L’album d’Historia BD mêle astucieusement des cases choisies – et parfois commentées, comme ces double pages consacrées aux véhicules (p.44-45), à l’alimentation (p.56-57) et la mode (p.58-59) – de la bande dessinée et des documents historiques. Photographies, affiches de propagande, tracts, lettres d’époque donnent ainsi de la chair à ce dossier. Il faut souligner la qualité de la mise en page de l’album, qui fait cohabiter des dessins et documents de provenance diverses avec les textes des spécialistes. Les petits mots placés dans les boîtes aux lettres par François et Eugène pour appeler les habitants à ne pas se résigner sont par exemple mis en regard avec des écrits d’enfants, comme ce message de remerciement à la BBC (p.79) écrit en novembre 1940, et des tracts manuscrits distribués sous le manteau (p.81) au discours parfois fleuri (« Tu crèveras Laval, vieille crapule »).

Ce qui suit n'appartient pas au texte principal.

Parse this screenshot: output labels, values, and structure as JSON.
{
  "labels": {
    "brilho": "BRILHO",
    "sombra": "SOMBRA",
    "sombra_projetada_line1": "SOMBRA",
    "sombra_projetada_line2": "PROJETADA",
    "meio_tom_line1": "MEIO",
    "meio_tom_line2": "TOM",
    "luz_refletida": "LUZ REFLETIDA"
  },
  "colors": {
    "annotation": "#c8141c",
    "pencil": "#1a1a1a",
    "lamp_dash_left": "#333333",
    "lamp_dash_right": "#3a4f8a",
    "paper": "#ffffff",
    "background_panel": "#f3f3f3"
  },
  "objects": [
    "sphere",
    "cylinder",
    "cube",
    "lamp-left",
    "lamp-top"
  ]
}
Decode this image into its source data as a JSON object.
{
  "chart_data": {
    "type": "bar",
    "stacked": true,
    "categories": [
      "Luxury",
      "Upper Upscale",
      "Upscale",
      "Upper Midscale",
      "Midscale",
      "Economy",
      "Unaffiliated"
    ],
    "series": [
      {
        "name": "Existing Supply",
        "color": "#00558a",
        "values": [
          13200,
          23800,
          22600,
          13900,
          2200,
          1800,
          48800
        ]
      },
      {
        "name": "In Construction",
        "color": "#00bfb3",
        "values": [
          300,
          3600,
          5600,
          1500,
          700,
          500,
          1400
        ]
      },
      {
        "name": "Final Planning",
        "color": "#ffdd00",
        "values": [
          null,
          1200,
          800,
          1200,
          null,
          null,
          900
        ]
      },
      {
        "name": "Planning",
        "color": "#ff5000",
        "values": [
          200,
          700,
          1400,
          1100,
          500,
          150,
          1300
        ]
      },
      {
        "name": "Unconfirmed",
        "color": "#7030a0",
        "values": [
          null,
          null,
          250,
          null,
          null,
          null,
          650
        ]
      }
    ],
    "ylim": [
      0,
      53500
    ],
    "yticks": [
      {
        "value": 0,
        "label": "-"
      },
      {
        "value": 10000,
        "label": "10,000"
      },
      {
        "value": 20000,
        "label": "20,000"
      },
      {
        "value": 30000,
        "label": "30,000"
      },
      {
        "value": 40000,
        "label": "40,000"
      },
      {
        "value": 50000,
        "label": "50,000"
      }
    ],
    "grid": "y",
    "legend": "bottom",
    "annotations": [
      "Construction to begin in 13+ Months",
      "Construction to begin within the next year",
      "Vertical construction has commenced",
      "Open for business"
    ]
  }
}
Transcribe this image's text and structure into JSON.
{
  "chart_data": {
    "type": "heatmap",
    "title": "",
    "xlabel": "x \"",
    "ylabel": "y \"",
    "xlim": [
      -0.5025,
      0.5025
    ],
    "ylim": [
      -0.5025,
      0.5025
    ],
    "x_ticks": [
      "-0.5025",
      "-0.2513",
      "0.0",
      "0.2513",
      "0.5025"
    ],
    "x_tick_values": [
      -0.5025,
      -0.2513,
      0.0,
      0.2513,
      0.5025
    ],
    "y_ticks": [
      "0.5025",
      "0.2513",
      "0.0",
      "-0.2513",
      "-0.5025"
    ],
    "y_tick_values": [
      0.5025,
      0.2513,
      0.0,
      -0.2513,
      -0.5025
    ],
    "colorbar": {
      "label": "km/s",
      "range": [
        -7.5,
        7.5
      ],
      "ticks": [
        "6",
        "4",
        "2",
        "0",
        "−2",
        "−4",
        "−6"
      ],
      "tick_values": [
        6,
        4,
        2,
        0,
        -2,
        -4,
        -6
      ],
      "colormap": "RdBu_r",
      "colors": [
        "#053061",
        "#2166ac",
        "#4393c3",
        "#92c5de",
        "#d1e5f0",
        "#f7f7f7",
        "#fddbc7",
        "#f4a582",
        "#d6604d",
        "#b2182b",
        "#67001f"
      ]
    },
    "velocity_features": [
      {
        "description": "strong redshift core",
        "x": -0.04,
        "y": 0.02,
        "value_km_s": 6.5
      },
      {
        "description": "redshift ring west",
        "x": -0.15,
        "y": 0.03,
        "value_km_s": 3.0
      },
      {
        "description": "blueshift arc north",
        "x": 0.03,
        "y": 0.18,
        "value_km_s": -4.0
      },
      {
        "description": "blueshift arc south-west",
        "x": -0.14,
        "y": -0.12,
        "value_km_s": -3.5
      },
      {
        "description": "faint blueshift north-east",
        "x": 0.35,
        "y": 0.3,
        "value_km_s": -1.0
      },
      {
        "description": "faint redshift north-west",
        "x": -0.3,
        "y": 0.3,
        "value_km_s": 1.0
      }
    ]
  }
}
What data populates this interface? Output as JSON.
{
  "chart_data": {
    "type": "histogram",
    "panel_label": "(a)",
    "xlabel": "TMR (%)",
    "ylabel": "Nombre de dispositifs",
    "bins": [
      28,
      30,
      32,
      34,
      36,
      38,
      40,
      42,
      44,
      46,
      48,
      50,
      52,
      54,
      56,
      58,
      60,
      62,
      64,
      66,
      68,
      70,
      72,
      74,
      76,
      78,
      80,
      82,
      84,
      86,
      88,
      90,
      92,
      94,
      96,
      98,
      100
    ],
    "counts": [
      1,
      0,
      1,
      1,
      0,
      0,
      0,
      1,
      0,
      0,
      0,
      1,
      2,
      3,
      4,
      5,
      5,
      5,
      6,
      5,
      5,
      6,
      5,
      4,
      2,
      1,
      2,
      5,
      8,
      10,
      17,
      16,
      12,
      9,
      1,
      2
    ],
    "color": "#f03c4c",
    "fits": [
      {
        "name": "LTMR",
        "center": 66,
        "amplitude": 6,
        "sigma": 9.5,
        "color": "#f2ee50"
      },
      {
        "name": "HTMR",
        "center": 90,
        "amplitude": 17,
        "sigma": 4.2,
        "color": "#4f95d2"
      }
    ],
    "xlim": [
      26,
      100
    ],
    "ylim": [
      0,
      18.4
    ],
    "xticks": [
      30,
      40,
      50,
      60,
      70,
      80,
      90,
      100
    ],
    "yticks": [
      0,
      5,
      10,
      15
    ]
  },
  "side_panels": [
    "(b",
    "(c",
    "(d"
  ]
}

À cet égard, le dossier nous aide à comprendre les sources du duo Dugomier / Ers, qui transposent dans leur récit des exemples tirés des archives.
Sur le plan pédagogique, les enseignants et les enfants tireront grand profit de la frise chronologique (p.10-11), de la carte de la France occupée et du glossaire qui détaille sigles (STO, TSF, LVF…), notions (communisme, exode) et acteurs (Milice) placés au début du volume. Cet ensemble contribue à faire de ce volume d’Historia BD un complément très utile à une série jeunesse remarquable.
Les Enfants de la Résistance. Leur quotidien, leurs combats et leurs témoignages, 1940-1944. Collectif. Historia BD / Le Lombard. 132 pages. 12,90 euros.